Book Synopsis New England's Hidden Past by : Dan Landrigan
Download or read book New England's Hidden Past written by Dan Landrigan and published by Down East Books. This book was released on 2020-06-15 with total page 329 pages. Available in PDF, EPUB and Kindle. Book excerpt: New England is so compact that even casual visitors can sample its diverse history in just a short time. But travelers and residents alike can also pass right by historic buildings, landscapes, and iconic objects without noticing them. New England's Hidden Past presents the region’s history in an engaging new way: through 58 lists of historic places and things usually hidden in plain sight in all six New England states. Pay attention and you’ll find stone structures built by Indians, soaring churches financed by Franco-American millworkers, and public high schools started by colonists when New England was still a howling wilderness.

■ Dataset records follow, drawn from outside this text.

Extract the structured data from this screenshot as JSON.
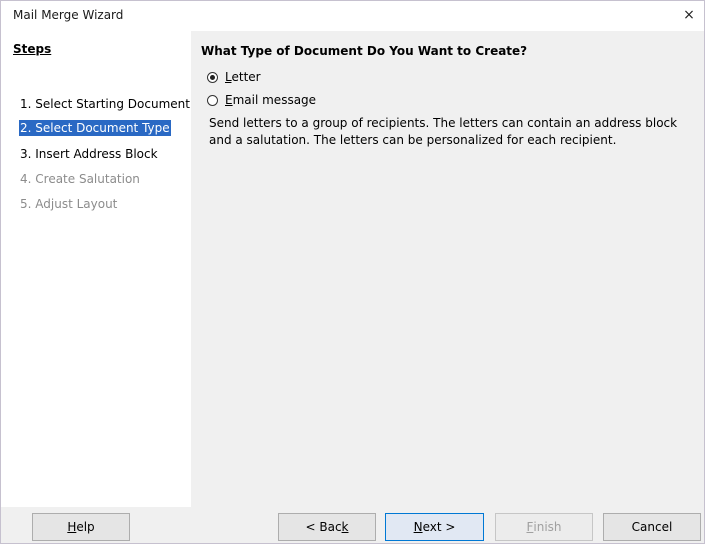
{
  "window": {
    "title": "Mail Merge Wizard",
    "close_glyph": "×"
  },
  "sidebar": {
    "heading": "Steps",
    "steps": [
      {
        "label": "1. Select Starting Document",
        "state": "normal"
      },
      {
        "label": "2. Select Document Type",
        "state": "active"
      },
      {
        "label": "3. Insert Address Block",
        "state": "normal"
      },
      {
        "label": "4. Create Salutation",
        "state": "disabled"
      },
      {
        "label": "5. Adjust Layout",
        "state": "disabled"
      }
    ]
  },
  "main": {
    "title": "What Type of Document Do You Want to Create?",
    "options": {
      "letter": {
        "mnemonic": "L",
        "rest": "etter",
        "selected": true
      },
      "email": {
        "mnemonic": "E",
        "rest": "mail message",
        "selected": false
      }
    },
    "description": "Send letters to a group of recipients. The letters can contain an address block and a salutation. The letters can be personalized for each recipient."
  },
  "buttons": {
    "help": {
      "mnemonic": "H",
      "rest": "elp"
    },
    "back": {
      "before": "< Bac",
      "mnemonic": "k"
    },
    "next": {
      "mnemonic": "N",
      "rest": "ext >"
    },
    "finish": {
      "mnemonic": "F",
      "rest": "inish",
      "enabled": false
    },
    "cancel": {
      "label": "Cancel"
    }
  },
  "colors": {
    "selection": "#2a69c4",
    "default_button_border": "#0078d4"
  }
}
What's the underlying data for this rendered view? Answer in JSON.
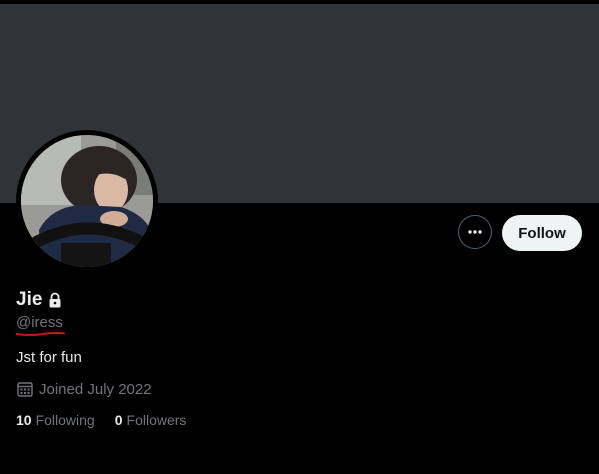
{
  "profile": {
    "display_name": "Jie",
    "handle": "@iress",
    "bio": "Jst for fun",
    "joined": "Joined July 2022",
    "protected_icon": "lock-icon",
    "calendar_icon": "calendar-icon"
  },
  "actions": {
    "more_icon": "more-options-icon",
    "follow_label": "Follow"
  },
  "stats": {
    "following_count": "10",
    "following_label": "Following",
    "followers_count": "0",
    "followers_label": "Followers"
  },
  "colors": {
    "banner": "#313437",
    "background": "#000000",
    "text_primary": "#e7e9ea",
    "text_secondary": "#71767b",
    "follow_button_bg": "#eff3f4",
    "annotation_underline": "#d0111b"
  }
}
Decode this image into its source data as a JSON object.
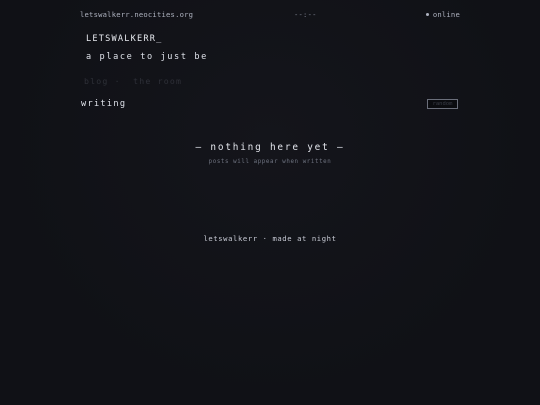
{
  "topbar": {
    "url": "letswalkerr.neocities.org",
    "clock": "--:--",
    "status": "online"
  },
  "header": {
    "brand": "LETSWALKERR_",
    "tagline": "a place to just be"
  },
  "nav": {
    "items": [
      "blog",
      "the room"
    ],
    "separator": "·"
  },
  "section": {
    "title": "writing",
    "button_label": "random"
  },
  "empty_state": {
    "title": "— nothing here yet —",
    "subtitle": "posts will appear when written"
  },
  "footer": {
    "text": "letswalkerr · made at night"
  },
  "colors": {
    "background": "#101116",
    "text": "#c9ccd6",
    "muted": "#6f7380"
  }
}
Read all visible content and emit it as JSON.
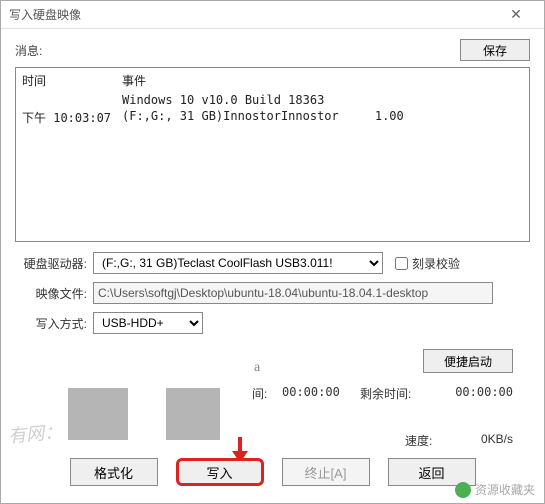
{
  "window": {
    "title": "写入硬盘映像"
  },
  "msg": {
    "label": "消息:",
    "save": "保存"
  },
  "log": {
    "headers": {
      "time": "时间",
      "event": "事件"
    },
    "rows": [
      {
        "time": "",
        "event": "Windows 10 v10.0 Build 18363"
      },
      {
        "time": "下午 10:03:07",
        "event": "(F:,G:, 31 GB)InnostorInnostor     1.00"
      }
    ]
  },
  "form": {
    "drive_label": "硬盘驱动器:",
    "drive_value": "(F:,G:, 31 GB)Teclast CoolFlash USB3.011!",
    "verify_label": "刻录校验",
    "image_label": "映像文件:",
    "image_value": "C:\\Users\\softgj\\Desktop\\ubuntu-18.04\\ubuntu-18.04.1-desktop",
    "method_label": "写入方式:",
    "method_value": "USB-HDD+"
  },
  "quick": "便捷启动",
  "times": {
    "elapsed_label": "间:",
    "elapsed_value": "00:00:00",
    "remain_label": "剩余时间:",
    "remain_value": "00:00:00",
    "speed_label": "速度:",
    "speed_value": "0KB/s"
  },
  "buttons": {
    "format": "格式化",
    "write": "写入",
    "abort": "终止[A]",
    "back": "返回"
  },
  "watermark": {
    "left": "有网：",
    "right": "资源收藏夹"
  },
  "qmark": "a"
}
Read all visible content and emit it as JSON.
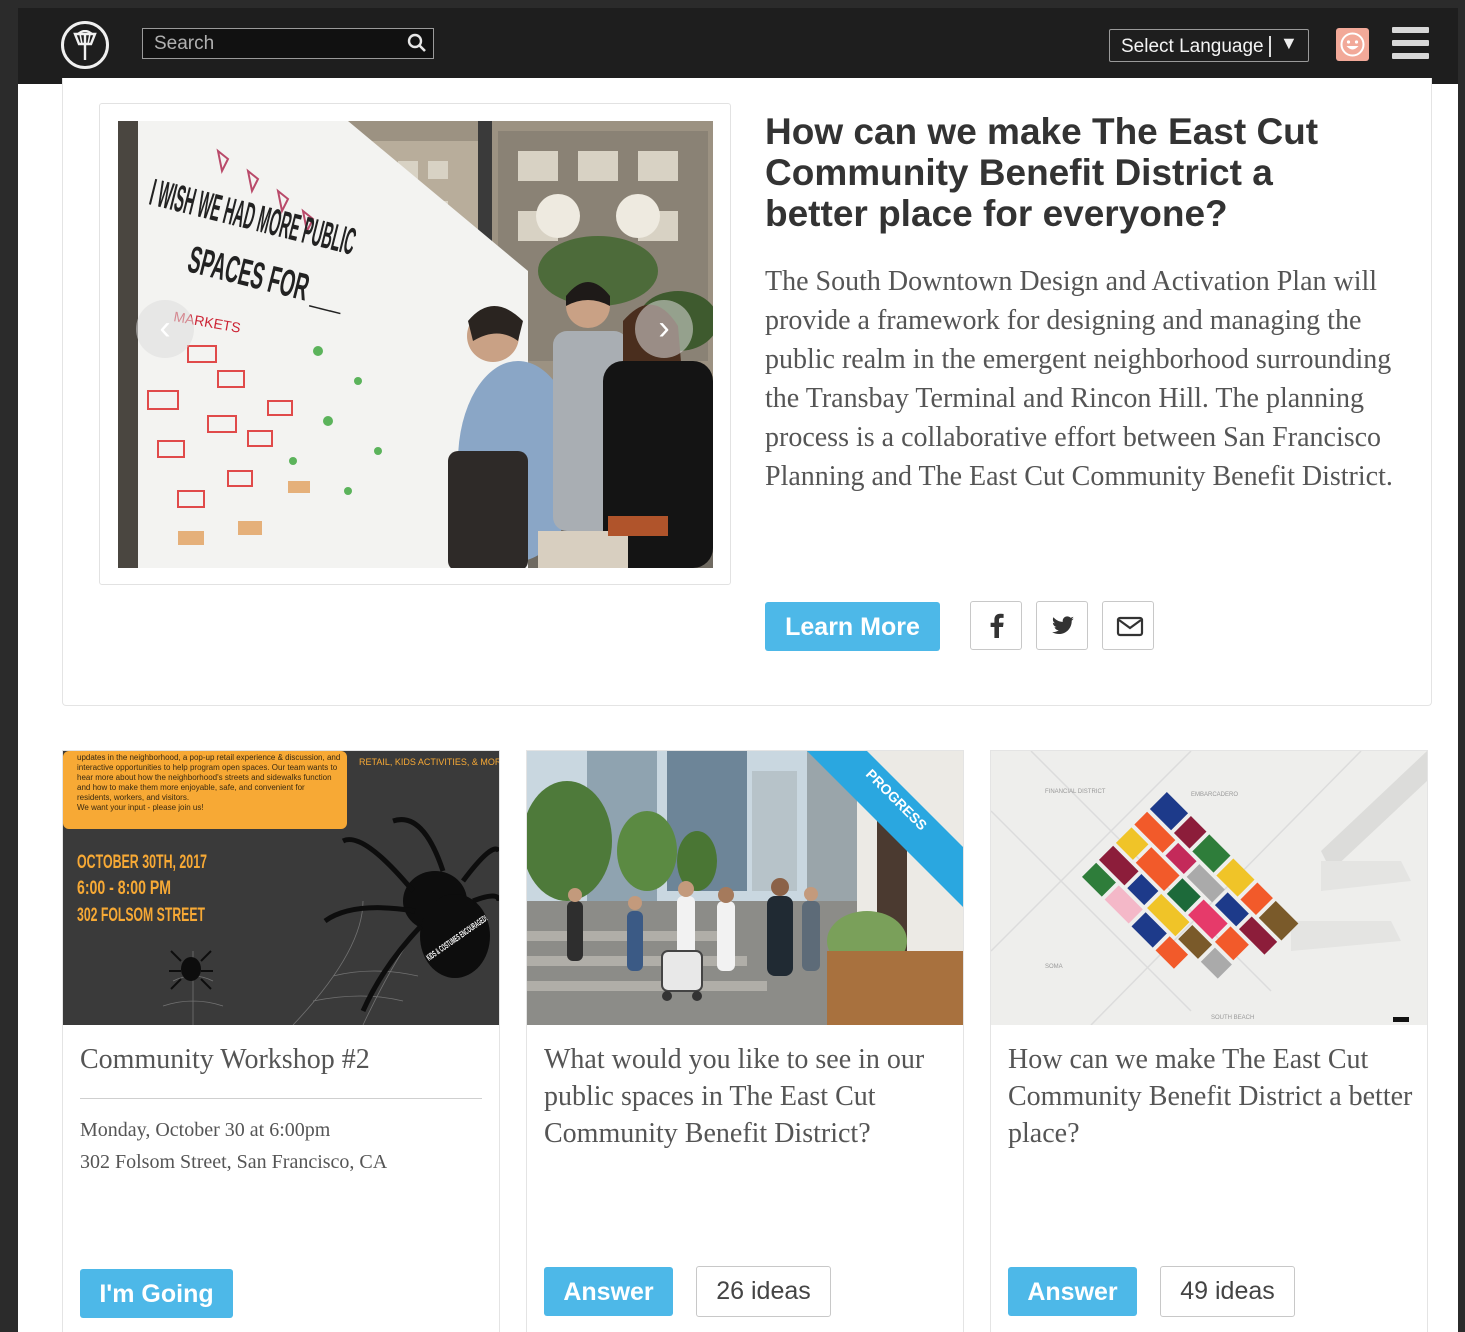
{
  "header": {
    "search_placeholder": "Search",
    "language_label": "Select Language",
    "logo_icon": "lamp-post-logo-icon",
    "avatar_icon": "smiley-avatar-icon",
    "menu_icon": "hamburger-menu-icon"
  },
  "hero": {
    "image_text": {
      "line1": "I WISH WE HAD MORE PUBLIC",
      "line2": "SPACES FOR ___",
      "board_word": "MARKETS"
    },
    "title": "How can we make The East Cut Community Benefit District a better place for everyone?",
    "description": "The South Downtown Design and Activation Plan will provide a framework for designing and managing the public realm in the emergent neighborhood surrounding the Transbay Terminal and Rincon Hill. The planning process is a collaborative effort between San Francisco Planning and The East Cut Community Benefit District.",
    "learn_more_label": "Learn More",
    "share_icons": [
      "facebook-icon",
      "twitter-icon",
      "email-icon"
    ]
  },
  "cards": [
    {
      "flyer": {
        "top_text": "updates in the neighborhood, a pop-up retail experience & discussion, and interactive opportunities to help program open spaces. Our team wants to hear more about how the neighborhood's streets and sidewalks function and how to make them more enjoyable, safe, and convenient for residents, workers, and visitors.",
        "top_text_2": "We want your input - please join us!",
        "tag": "RETAIL, KIDS ACTIVITIES, & MORE",
        "date": "OCTOBER 30TH, 2017",
        "time": "6:00 - 8:00 PM",
        "place": "302 FOLSOM STREET",
        "sticker": "KIDS & COSTUMES ENCOURAGED!"
      },
      "title": "Community Workshop #2",
      "date_line": "Monday, October 30 at 6:00pm",
      "address": "302 Folsom Street, San Francisco, CA",
      "button_label": "I'm Going"
    },
    {
      "ribbon": "PROGRESS",
      "title": "What would you like to see in our public spaces in The East Cut Community Benefit District?",
      "button_label": "Answer",
      "ideas_label": "26 ideas"
    },
    {
      "map_labels": [
        "FINANCIAL DISTRICT",
        "EMBARCADERO",
        "SOMA",
        "SOUTH BEACH"
      ],
      "title": "How can we make The East Cut Community Benefit District a better place?",
      "button_label": "Answer",
      "ideas_label": "49 ideas"
    }
  ],
  "colors": {
    "accent_button": "#4db8e8",
    "header_bg": "#1e1e1e",
    "flyer_orange": "#f7a935",
    "ribbon_blue": "#2aa7e0"
  }
}
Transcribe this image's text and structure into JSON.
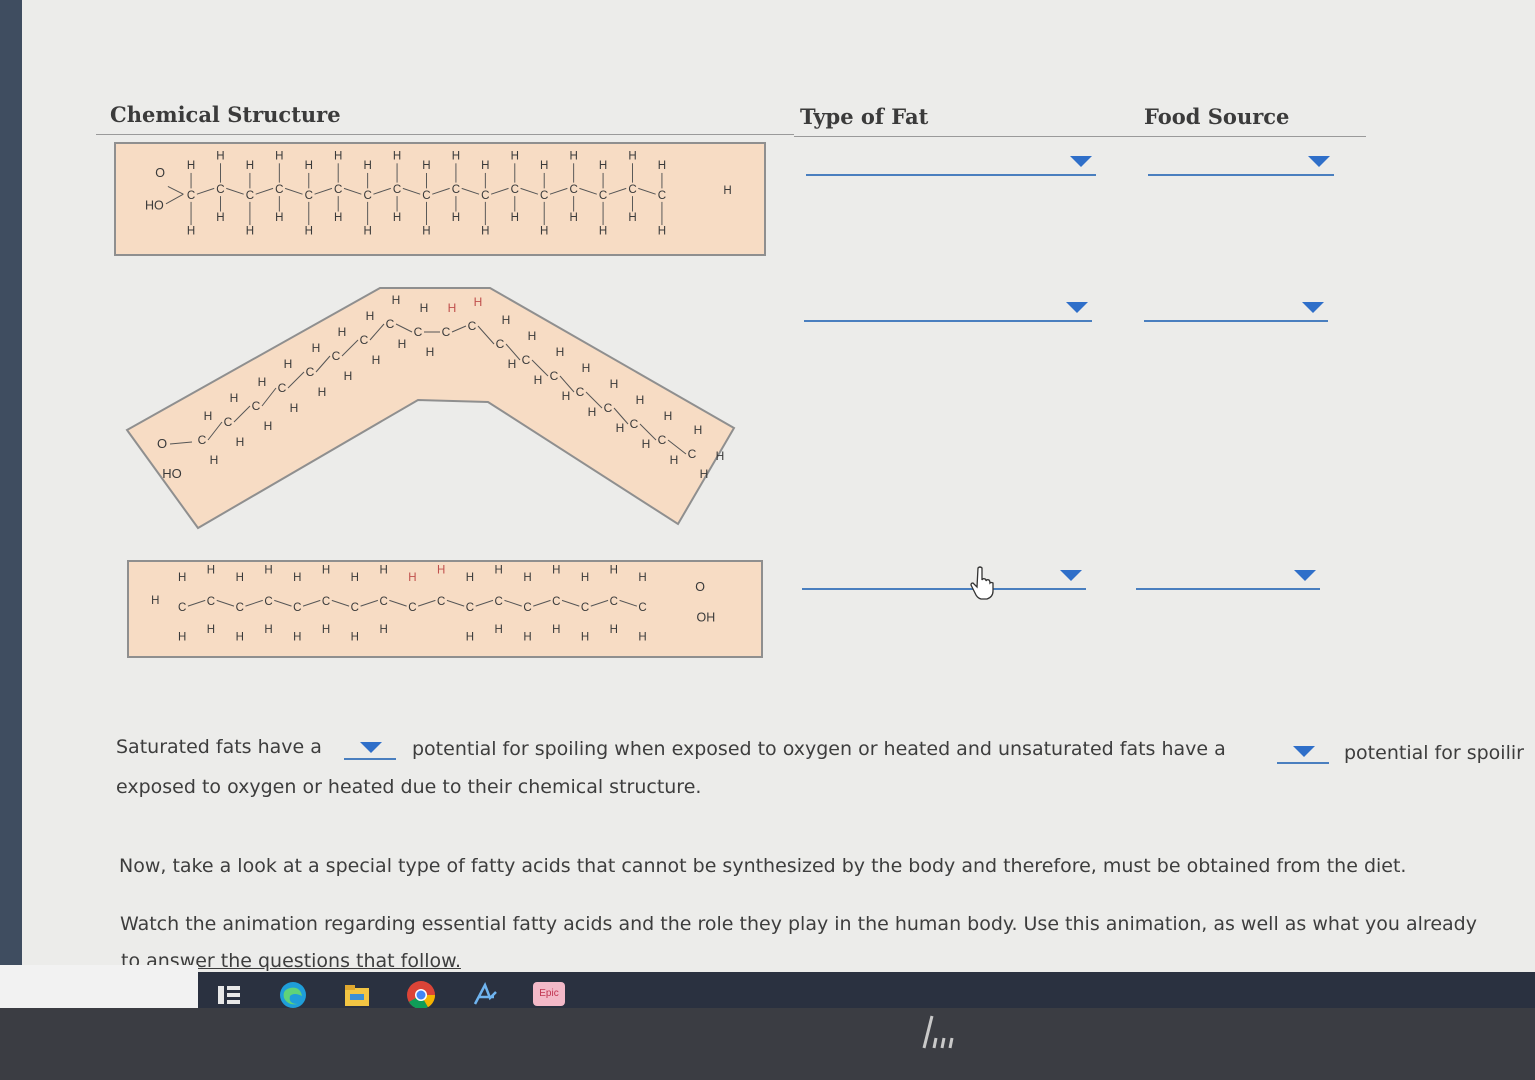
{
  "headers": {
    "chemical_structure": "Chemical Structure",
    "type_of_fat": "Type of Fat",
    "food_source": "Food Source"
  },
  "rows": [
    {
      "type_value": "",
      "source_value": ""
    },
    {
      "type_value": "",
      "source_value": ""
    },
    {
      "type_value": "",
      "source_value": ""
    }
  ],
  "sentence": {
    "part1": "Saturated fats have a",
    "part2": "potential for spoiling when exposed to oxygen or heated and unsaturated fats have a",
    "part3": "potential for spoilir",
    "line2": "exposed to oxygen or heated due to their chemical structure."
  },
  "paragraph1": "Now, take a look at a special type of fatty acids that cannot be synthesized by the body and therefore, must be obtained from the diet.",
  "paragraph2_line1": "Watch the animation regarding essential fatty acids and the role they play in the human body. Use this animation, as well as what you already",
  "paragraph2_line2": "to answer the questions that follow.",
  "molecule_labels": {
    "ho": "HO",
    "o": "O",
    "oh": "OH",
    "h": "H",
    "c": "C"
  },
  "taskbar": {
    "apps": [
      "task-view-icon",
      "edge-icon",
      "file-explorer-icon",
      "chrome-icon",
      "app-icon",
      "epic-icon"
    ],
    "epic_label": "Epic"
  },
  "colors": {
    "panel": "#f7dcc4",
    "dropdown_accent": "#2f6fc9",
    "highlight_h": "#e8a0a0"
  }
}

You may have seen them, but you probably don’t know the story behind them. New England's Hidden Past takes readers to the grave sites of revolutionary heroines, Loyalist house museums, as well as, Revolutionary taverns and colonial inns. It takes them to Indian trails, the oldest houses, historic department stores, ghost towns, and Little Italys. Each unique, interesting location or object has a counterpart in the other five New England states. A perfect guide to keep in the car and refer to when traveling New England or planning a trip.